It’s pretty safe to say that I have never been one to follow fashion rules.
I wore a Spice Girls T-shirt with a velour skirt on the first day of kindergarten at age 6, a neon hair extension to my cousin’s wedding at age 8 and suffered from a notable scene-kid phase in my early teens.
There is undoubtedly a picture of me floating around MySpace in bright blue pants and a purple Cobra Starship hoodie.
So, almost needless to say, I find the “no white after Labor Day” rule completely preposterous.
My first problem with the rule is that it’s nondescript. Do you mean to tell me that I am required to exile all of my white T-shirts for an entire season? You do realize that this would include my Pee-wee’s Playhouse shirt, don’t you? Forbidding me from wearing such a closet-staple is a crime in itself, if you ask me.
Additionally, if it were truly shameful to wear white in the winter, wouldn’t white sweaters, scarves, mittens, corduroys, fur coats and the associated fuzzy articles of the white variety be banned from production by merchandisers worldwide? If this rule were as well-practiced as it were versed, bunnies could sleep much sounder knowing that their alabaster fur wasn’t at risk of being robbed for the Angora market.
When the rule comes to distressed white pants, however, an absolutely impractical “statement piece,” the rule should extend to before and after Labor Day. Those are just never appropriate.
Secondly, when is it ever OK to begin wearing white again? Apparently I’m not alone in this thought, for Google attempts to answer my question with 318 million results. I wonder why the mysterious day of white reinstatement isn’t more celebrated. We could all get together and look like we’re going to some “Laguna Beach” theme party that Lauren “LC” Conrad invited us to in hopes of pissing off Kristin Cavallari, or perhaps if our hemlines were a little longer, like a troupe of hopefuls waiting for their confirmation or First Holy Communion. It could really be something special.
Additionally, doesn’t the term “White Christmas” have any significance to you? Bing Crosby would be embarrassed that you’re actually trying to avoid wearing white during the snowy season. That’s like praying for water but refusing to do a rain dance. It just doesn’t make sense.
Also, an online source I wish I had stumbled upon sooner named “WiseGeek” raises an excellent question: Where do brides fall into this equation? Do Vera Wang and Pnina Tornai make special “eggshell” and “cream” colored gowns for those unfortunate post-Labor-Day brides? Is a bride who truly deserves to wear white on her special day any less deserving because she planned a fall wedding? Fashion police are insensitive and impractical to matters such as these.

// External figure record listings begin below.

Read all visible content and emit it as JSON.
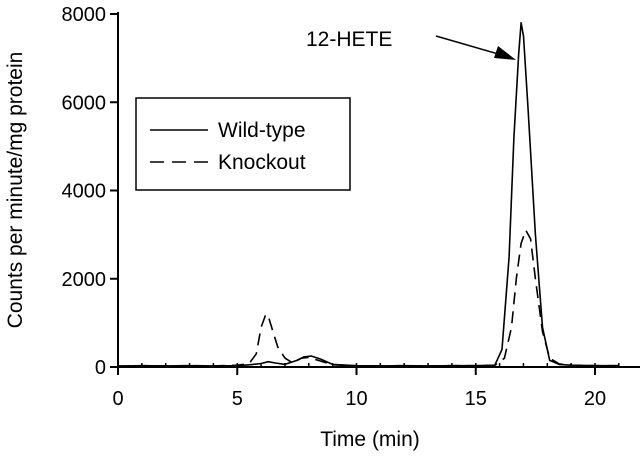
{
  "chart_data": {
    "type": "line",
    "title": "",
    "xlabel": "Time (min)",
    "ylabel": "Counts per minute/mg protein",
    "xlim": [
      0,
      21
    ],
    "ylim": [
      0,
      8000
    ],
    "x_ticks": [
      0,
      5,
      10,
      15,
      20
    ],
    "x_tick_labels": [
      "0",
      "5",
      "10",
      "15",
      "20"
    ],
    "y_ticks": [
      0,
      2000,
      4000,
      6000,
      8000
    ],
    "y_tick_labels": [
      "0",
      "2000",
      "4000",
      "6000",
      "8000"
    ],
    "grid": false,
    "legend_position": "upper-left",
    "series": [
      {
        "name": "Wild-type",
        "style": "solid",
        "x": [
          0,
          1,
          2,
          3,
          4,
          5,
          5.5,
          6,
          6.3,
          6.6,
          7,
          7.5,
          7.8,
          8.1,
          8.5,
          9,
          10,
          11,
          12,
          13,
          14,
          15,
          15.8,
          16.1,
          16.4,
          16.6,
          16.8,
          16.9,
          17.0,
          17.2,
          17.5,
          17.8,
          18.1,
          18.5,
          19,
          20,
          21
        ],
        "y": [
          20,
          30,
          25,
          30,
          25,
          30,
          50,
          80,
          120,
          90,
          60,
          150,
          230,
          250,
          180,
          60,
          30,
          25,
          30,
          25,
          30,
          30,
          40,
          400,
          2500,
          5200,
          7100,
          7800,
          7500,
          5800,
          3000,
          900,
          150,
          60,
          40,
          30,
          30
        ]
      },
      {
        "name": "Knockout",
        "style": "dashed",
        "x": [
          0,
          1,
          2,
          3,
          4,
          5,
          5.5,
          5.8,
          6.0,
          6.2,
          6.3,
          6.5,
          6.7,
          7.0,
          7.3,
          7.7,
          8.0,
          8.4,
          9,
          10,
          11,
          12,
          13,
          14,
          15,
          15.8,
          16.2,
          16.5,
          16.7,
          16.9,
          17.1,
          17.3,
          17.5,
          17.8,
          18.1,
          18.5,
          19,
          20,
          21
        ],
        "y": [
          20,
          30,
          25,
          30,
          25,
          40,
          80,
          300,
          900,
          1200,
          1150,
          800,
          450,
          200,
          100,
          200,
          220,
          150,
          50,
          30,
          25,
          30,
          25,
          30,
          30,
          40,
          200,
          900,
          2000,
          2800,
          3100,
          2900,
          2000,
          800,
          200,
          70,
          40,
          30,
          30
        ]
      }
    ],
    "annotations": [
      {
        "text": "12-HETE",
        "x": 16.7,
        "y": 7300
      }
    ]
  }
}
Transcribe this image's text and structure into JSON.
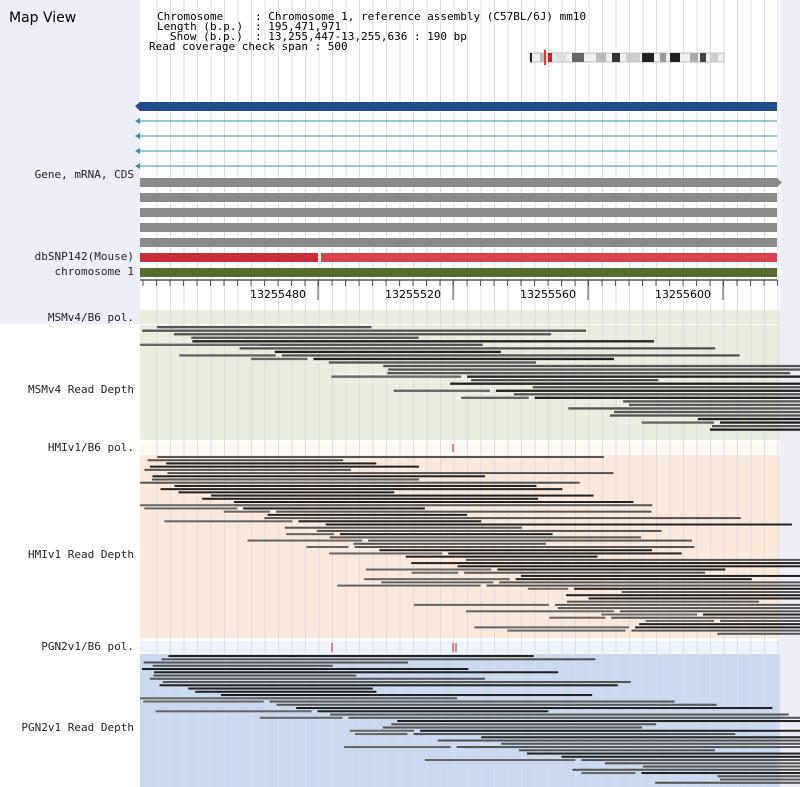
{
  "app": {
    "title": "Map View"
  },
  "info": {
    "chromosome_key": "Chromosome",
    "chromosome_value": ": Chromosome 1, reference assembly (C57BL/6J) mm10",
    "length_key": "Length (b.p.)",
    "length_value": ": 195,471,971",
    "show_key": "Show (b.p.)",
    "show_value": ": 13,255,447-13,255,636 : 190 bp",
    "coverage_text": "Read coverage check span : 500"
  },
  "labels": {
    "gene": "Gene, mRNA, CDS",
    "dbsnp": "dbSNP142(Mouse)",
    "chromosome": "chromosome 1",
    "msm_pol": "MSMv4/B6 pol.",
    "msm_depth": "MSMv4 Read Depth",
    "hmi_pol": "HMIv1/B6 pol.",
    "hmi_depth": "HMIv1 Read Depth",
    "pgn_pol": "PGN2v1/B6 pol.",
    "pgn_depth": "PGN2v1 Read Depth"
  },
  "ruler": {
    "ticks": [
      "13255480",
      "13255520",
      "13255560",
      "13255600"
    ]
  },
  "colors": {
    "gene_blue": "#1f4e8a",
    "transcript_teal": "#3a8fa0",
    "cds_gray": "#8a8a8a",
    "snp_red": "#d94450",
    "chrom_green": "#556b2f",
    "msm_bg": "#e9eedf",
    "hmi_bg": "#fbe9db",
    "pgn_bg": "#c9d9ee",
    "pol_mark": "#cc2222"
  }
}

I’d also like to say that I personally take offense to the “no white after Labor Day” rule, for I am nothing but white after Labor Day. I don’t have a bit of Italian, Greek, Puerto Rican or any of the lovely bronzing ethnic genes in me. Am I myself out of style once the warm weather fades away too? If I’m wrong in the matter, then I don’t want to be right – because tan chicks in the winter will never stop being weird to me.
So, my fellow fashion rogues, I dare you to keep wearing white during these impending winter months. Let’s reclaim white once and for all.